What is the impact of a large sample size on the confidence interval of the mean?
- Larger sample size has no impact on the confidence interval
- Larger sample size leads to a narrower interval
- Larger sample size leads to a wider interval
- Larger sample size makes the interval skewed
Larger sample sizes lead to narrower confidence intervals. With more data, we're able to estimate the population parameter more precisely, thus the range of values within which we believe the parameter lies (the confidence interval) gets smaller.
Spearman's Rank Correlation is used when the variables are measured on a ________ scale.
- Interval
- Nominal
- Ordinal
- Ratio
Spearman's Rank Correlation is used when the variables are measured on an ordinal scale, as it compares the ranks of data. It can also be used with interval and ratio scales, particularly when a non-parametric measure of association is desired.
What are the assumptions of the Mann-Whitney U test?
- Equal variances and independent observations
- Independent observations and normally distributed residuals
- Independent observations and similarly shaped distributions
- Normal distribution, equal variances, and independent observations
The assumptions of the Mann-Whitney U test are that observations are independent and that the distributions are similarly shaped. It does not require the assumption of normal distribution or equal variances.
If the null hypothesis is false, but we fail to reject it, what type of error have we made?
- Both Type I and Type II error
- Neither Type I nor Type II error
- Type I error
- Type II error
If the null hypothesis is false, but we fail to reject it, we have made a Type II error. This is also known as a "false negative" result.
When two variables increase and decrease together, they are said to have a ________ correlation.
- negative
- positive
- strong
- zero
When two variables increase and decrease together, they are said to have a positive correlation. This is indicated by a positive Pearson's Correlation Coefficient.
The Kruskal-Wallis Test ranks all the data from all groups together; it then tests whether the ________ ranks differ significantly between the groups.
- average
- mean
- median
- mode
The Kruskal-Wallis Test ranks all the data from all groups together; it then tests whether the mean ranks differ significantly between the groups.
A statistical technique that uses several explanatory variables to predict the outcome of a response variable is called ________.
- ANOVA
- correlation
- multiple linear regression
- simple linear regression
Multiple linear regression is a statistical technique used to predict the outcome of a response variable based on the value of two or more explanatory variables.

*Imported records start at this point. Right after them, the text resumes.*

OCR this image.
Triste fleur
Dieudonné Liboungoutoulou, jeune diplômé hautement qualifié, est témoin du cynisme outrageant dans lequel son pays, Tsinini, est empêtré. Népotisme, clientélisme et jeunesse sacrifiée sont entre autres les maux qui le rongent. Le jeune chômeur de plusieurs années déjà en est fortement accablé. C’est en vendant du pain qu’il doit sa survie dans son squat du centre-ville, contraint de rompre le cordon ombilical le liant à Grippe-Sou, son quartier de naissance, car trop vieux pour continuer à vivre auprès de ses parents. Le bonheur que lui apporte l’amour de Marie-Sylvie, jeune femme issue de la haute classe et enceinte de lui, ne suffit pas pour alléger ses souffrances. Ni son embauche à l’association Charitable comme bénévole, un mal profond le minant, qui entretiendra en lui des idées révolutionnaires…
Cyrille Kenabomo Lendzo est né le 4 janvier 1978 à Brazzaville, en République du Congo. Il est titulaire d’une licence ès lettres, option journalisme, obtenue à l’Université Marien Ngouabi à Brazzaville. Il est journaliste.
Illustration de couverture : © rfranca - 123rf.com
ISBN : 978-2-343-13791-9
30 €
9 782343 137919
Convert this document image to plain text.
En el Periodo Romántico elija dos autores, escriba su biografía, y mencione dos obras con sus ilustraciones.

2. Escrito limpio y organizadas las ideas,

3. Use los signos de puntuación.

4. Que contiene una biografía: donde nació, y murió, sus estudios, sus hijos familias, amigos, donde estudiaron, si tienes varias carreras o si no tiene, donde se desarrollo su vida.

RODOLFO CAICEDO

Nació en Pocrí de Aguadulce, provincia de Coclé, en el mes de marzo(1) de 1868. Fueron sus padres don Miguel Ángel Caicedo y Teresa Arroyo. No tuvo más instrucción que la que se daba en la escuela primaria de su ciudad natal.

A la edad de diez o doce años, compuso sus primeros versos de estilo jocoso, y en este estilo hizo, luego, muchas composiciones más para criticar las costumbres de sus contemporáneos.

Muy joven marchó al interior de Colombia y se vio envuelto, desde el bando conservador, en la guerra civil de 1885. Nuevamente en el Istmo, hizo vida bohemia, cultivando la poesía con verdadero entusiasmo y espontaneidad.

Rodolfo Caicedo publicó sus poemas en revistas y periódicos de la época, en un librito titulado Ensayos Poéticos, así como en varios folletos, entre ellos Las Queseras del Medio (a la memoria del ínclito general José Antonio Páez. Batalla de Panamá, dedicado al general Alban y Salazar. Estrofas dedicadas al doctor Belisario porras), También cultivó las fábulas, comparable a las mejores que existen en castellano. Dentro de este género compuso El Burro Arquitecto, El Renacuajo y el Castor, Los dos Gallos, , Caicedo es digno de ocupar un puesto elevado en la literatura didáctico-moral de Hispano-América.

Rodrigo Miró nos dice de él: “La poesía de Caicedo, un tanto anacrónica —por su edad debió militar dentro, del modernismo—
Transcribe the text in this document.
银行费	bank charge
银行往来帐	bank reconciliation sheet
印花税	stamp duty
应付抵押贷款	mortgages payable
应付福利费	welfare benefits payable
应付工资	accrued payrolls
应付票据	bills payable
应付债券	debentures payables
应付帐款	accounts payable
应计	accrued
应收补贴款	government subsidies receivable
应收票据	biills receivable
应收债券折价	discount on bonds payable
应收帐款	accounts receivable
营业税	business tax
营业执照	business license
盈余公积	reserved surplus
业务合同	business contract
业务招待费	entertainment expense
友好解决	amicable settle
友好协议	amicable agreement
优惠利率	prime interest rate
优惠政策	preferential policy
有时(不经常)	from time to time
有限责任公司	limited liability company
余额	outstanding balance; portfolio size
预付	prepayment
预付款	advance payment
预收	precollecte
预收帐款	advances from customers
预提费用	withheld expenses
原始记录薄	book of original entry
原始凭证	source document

When two or more independent variables in a regression model are highly correlated, it's known as ________.
- Collinearity
- Interaction
- Multicollinearity
- Overfitting
This is known as multicollinearity. In regression analysis, multicollinearity refers to a situation where two or more independent variables are highly correlated. This can make it difficult to determine the effect of each individual variable on the dependent variable and can lead to unstable and unreliable estimates.
The ________ of a distribution is the point of maximum frequency.
- Mean
- Median
- Mode
- Standard deviation
The mode of a distribution is the point of maximum frequency. It represents the value that appears most frequently in a data set. A distribution can be unimodal (one mode), bimodal (two modes), or multimodal (more than two modes).
How can you identify the presence of bimodal distribution in data?
- By looking at the mean and median
- By looking at the skewness
- By looking at the standard deviation
- By looking for two peaks in a histogram
A bimodal distribution is one that has two different modes, or peaks. This can often be identified in a histogram, where two separate areas of the data have higher frequencies. This might indicate that the data is drawn from two different populations.
When adding polynomial terms or interaction effects, what key assumption of regression might be violated?
- Homoscedasticity
- Independence of observations
- Linearity
- Normality of errors
When adding polynomial terms or interaction effects to a regression model, the assumption of linearity might be violated. The linearity assumption in regression analysis states that the relationship between the independent and dependent variables is linear, i.e., a change in the independent variable will result in a constant change in the dependent variable. When adding polynomial terms or interaction effects, we are essentially modeling a non-linear relationship.
In probability, an ________ is the set of possible results of an experiment.
- Event
- Outcome
- Probability Space
- Sample Space
In probability theory, an "outcome" is a possible result of an experiment or trial. For example, if you toss a coin, the possible outcomes are heads or tails. Each outcome of an experiment corresponds to a unique event.